- Country: United States
- Language: English
- Genre: Short story

Publication
- Published in: McClure's
- Publication type: Magazine
- Publication date: August 1912

= The Bohemian Girl (short story) =

1912 short story by Willa Cather

"The Bohemian Girl" is a short story by Willa Cather. It was written when Cather was living in Cherry Valley, New York, with Isabelle McClung whilst Alexander's Bridge was being serialised in McClure's. It was first published in McClure's in August 1912.

==Plot summary==
Nils Ericson gets off a train in his hometown. He gets a ride in a carriage to his family home, where his mother greets him after many years apart. He goes for a walk with his little brother, Eric. The next day, the two brothers talk about Lou Sandberg's suicide - Nils dismisses the old man for his folly.

Nils visits Clara, who asks him if he has the second will his father wrote that bequeathed him some land. His mother drives him home and expresses her disapproval of Clara's father, Joe, for being a saloon-keeper. Later, Clara meets Nils outside the saloon. He tells her he came back to see her because he loves her. She gallops off. Some time later, her father invites her and Nils along for wine and music.
Later, at the Ericsons's barnraising, Nils follows Clara down to the cellar, then dances with her and says they should run away together. On her way back home from her father's one night, the two lovers run away.

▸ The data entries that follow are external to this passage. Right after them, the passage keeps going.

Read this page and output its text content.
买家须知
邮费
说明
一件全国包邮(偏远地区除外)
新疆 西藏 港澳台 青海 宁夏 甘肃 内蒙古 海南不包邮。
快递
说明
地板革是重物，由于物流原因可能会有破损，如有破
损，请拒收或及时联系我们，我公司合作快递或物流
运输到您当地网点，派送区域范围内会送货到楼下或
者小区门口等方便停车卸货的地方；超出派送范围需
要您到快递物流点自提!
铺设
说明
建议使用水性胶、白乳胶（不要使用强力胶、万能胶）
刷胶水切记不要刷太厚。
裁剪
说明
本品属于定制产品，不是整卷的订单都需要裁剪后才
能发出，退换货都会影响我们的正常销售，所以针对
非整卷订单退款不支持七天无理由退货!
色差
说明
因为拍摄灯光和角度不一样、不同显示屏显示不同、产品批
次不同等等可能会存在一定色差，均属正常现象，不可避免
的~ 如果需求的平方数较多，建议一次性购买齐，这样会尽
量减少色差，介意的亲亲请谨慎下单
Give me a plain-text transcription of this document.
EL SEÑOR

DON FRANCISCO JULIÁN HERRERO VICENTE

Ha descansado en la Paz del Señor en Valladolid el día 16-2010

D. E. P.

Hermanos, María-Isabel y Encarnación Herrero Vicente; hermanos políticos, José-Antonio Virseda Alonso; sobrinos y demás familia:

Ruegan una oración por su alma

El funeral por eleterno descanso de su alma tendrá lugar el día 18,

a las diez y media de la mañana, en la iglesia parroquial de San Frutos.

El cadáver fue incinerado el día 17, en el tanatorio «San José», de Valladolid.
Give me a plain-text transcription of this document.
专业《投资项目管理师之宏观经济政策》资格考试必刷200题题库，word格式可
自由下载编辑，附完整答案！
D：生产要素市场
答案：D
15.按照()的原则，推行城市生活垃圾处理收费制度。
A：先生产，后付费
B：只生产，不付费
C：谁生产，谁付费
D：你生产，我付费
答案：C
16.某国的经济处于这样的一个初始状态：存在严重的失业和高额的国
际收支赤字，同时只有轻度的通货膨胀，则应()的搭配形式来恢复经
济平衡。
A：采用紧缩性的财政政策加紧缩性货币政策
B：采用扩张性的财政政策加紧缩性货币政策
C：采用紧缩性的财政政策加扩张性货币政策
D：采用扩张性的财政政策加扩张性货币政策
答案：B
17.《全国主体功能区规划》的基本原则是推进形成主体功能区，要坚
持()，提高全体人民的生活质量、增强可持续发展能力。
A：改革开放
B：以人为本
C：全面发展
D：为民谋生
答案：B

A year after the couple's departure, Eric is on a train bound for New York City where he is to board a ship to join his brother and Clara in Bergen, Norway. Nils has been corresponding with Clara's father, Joe. However, Eric decides to stop at Red Oak, Iowa and return home to his mother, as he doesn't want to leave her alone in the house. Once he is back, she says she has been milking the cows instead of asking a local boy to do the job for her: she did not want people to talk. Mother and son are happily reunited.

==Characters==
- Nils Ericson
- The agent at the train station
- A driver in a carriage
- Preacher Ericson, Nils' late father
- Lady Ericson, Nil's mother
- Olaf Ericson, Cousin Henrick's son's guardian. He farms his land and 'puts the proceeds out at compound interest for them'.
- Mrs Otto
- Hilda
- Eric, Nils' little brother
- Cousin Henrick
- Peter
- Anders
- Lou Sandberg, a local who committed suicide
- Clara Olaf, Olaf's wife. Her maiden name is Vavrika. She doesn't get out of bed until 8 a.m., which is considered late in this community.
- Johanna Vavrika, Clara's aunt, fifty years old
- Joe Vavrika, a saloon-keeper and Clara's father
- Evelina Oleson, a girl who went to school with Nils and Clara
- Peter Oleson
- Yense Nelson
- Eli Swanson
- Nick Hermanson
- Fritz Sweiheart, a German carpenter
- Olena Yenson
- Fritz Oberlie

==Allusions to other works==
- The Bible is briefly mentioned.
- Cather included lines from Michael Balfe's The Bohemian Girl.

==Literary significance and criticism==
It has been suggested that the story was influenced by Gustave Flaubert's Madame Bovary, as the barn-raising bears similarities to the wedding scene in Flaubert's novel.